The next morning, as agreed, they parted, Thoday to commence moling his way about the city's underside, while Hoare made the call on this John Goldthwait whom Sir Hugh Abercrombie was so strangely insistent he meet.
He must cudgel his memory before he recalled who Mr. Goldthwait was. At last, he remembered. A small, lean man with a weary face, he had been among the entourage of Admiral of the Fleet Prince William, Duke of Clarence, when that authentic Royal Duke had attended the trial of Arthur Gladden. If Sir Hugh saw fit to insist that Hoare attend him, Mr. Goldthwait's role on that occasion must have been something other than a mere courtier's. The one time they had met, he had spoken in a most kindly way of the role Hoare had played in the Vantage affair. In fact, Hoare thought, Mr. Goldthwait might well have put a good word in with Sir Hugh, and thus been instrumental in Hoare's miraculous advancement as far as the threshold of post rank.

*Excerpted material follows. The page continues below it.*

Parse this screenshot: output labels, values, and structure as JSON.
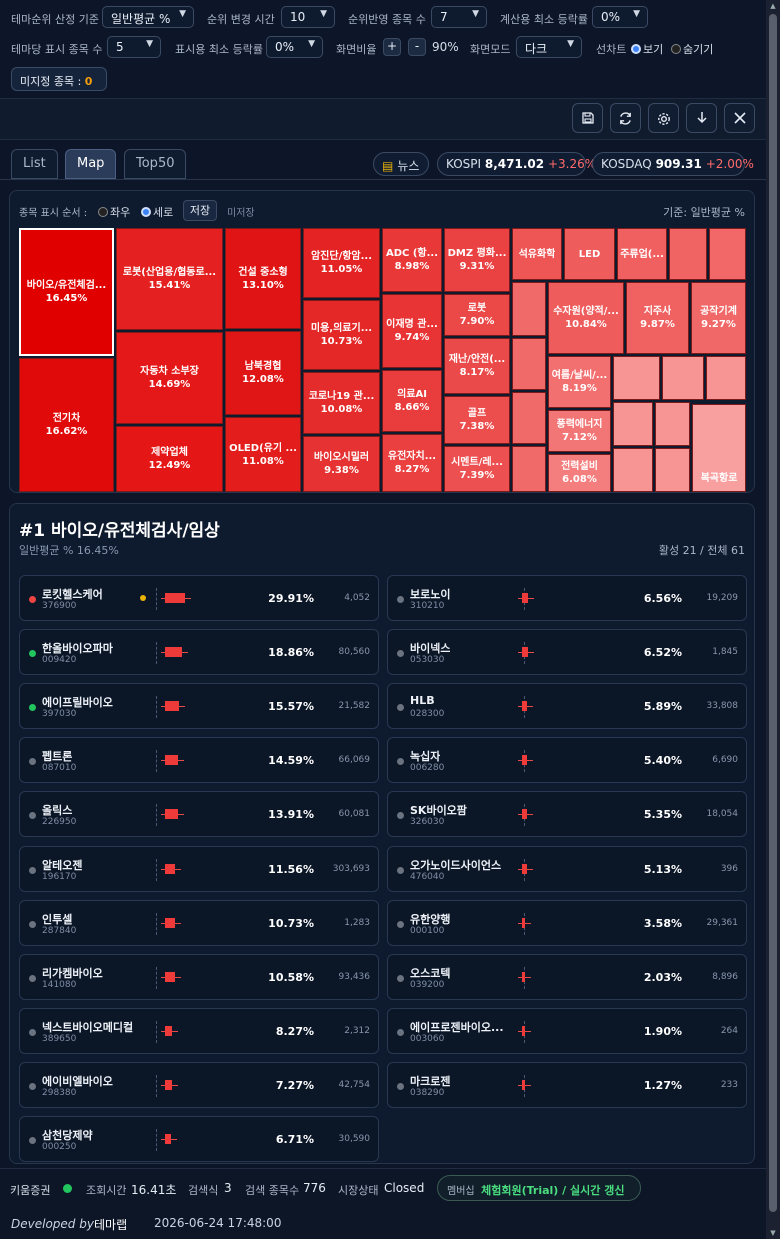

When, after following several false trails, he finally came upon 11, Chancery Lane, his gentle raps with the knocker were without result. At last, a frowsy head stuck itself out the upstairs window of an adjoining house and informed him that he was wasting his hammering. Mr. Goldthwait was not in.
"I suppose that manservant of his has taken advantage of his master again and gone off to some boozing ken," the head volunteered.
Hoare ventured to ask the head if it would tell either Mr. Goldthwait or his manservant that Mr. Hoare of the navy had called, and it agreed to do so. Its owner then slammed the window down and left Hoare to do as he pleased. At a loss, Hoare decided he would take his discovery-or Thoday's, rather-to Sir Hugh Abercrombie. The admiral would surely be pleased.
His passage to Whitehall was a difficult one. After Hoare ended up in a warren of alleyways, a kindly passerby told him he had turned the wrong way upon leaving number 11. He should have turned left. Confused and frustrated, he retraced his steps, or at least attempted to do so. He must have taken a wrong turning again, for he found himself at length facing a dignified structure with a dome, which could only be St. Paul's. Far earlier in the day than it should, the sky had begun to darken, for it still wanted a good hour to noon. He suspected that one of the infamous London fogs was about to descend. A heavy wain almost crushed him against a wall, and its driver snarled at him in some unintelligible dialect. He was totally at sea, and he wished it true. He hated London.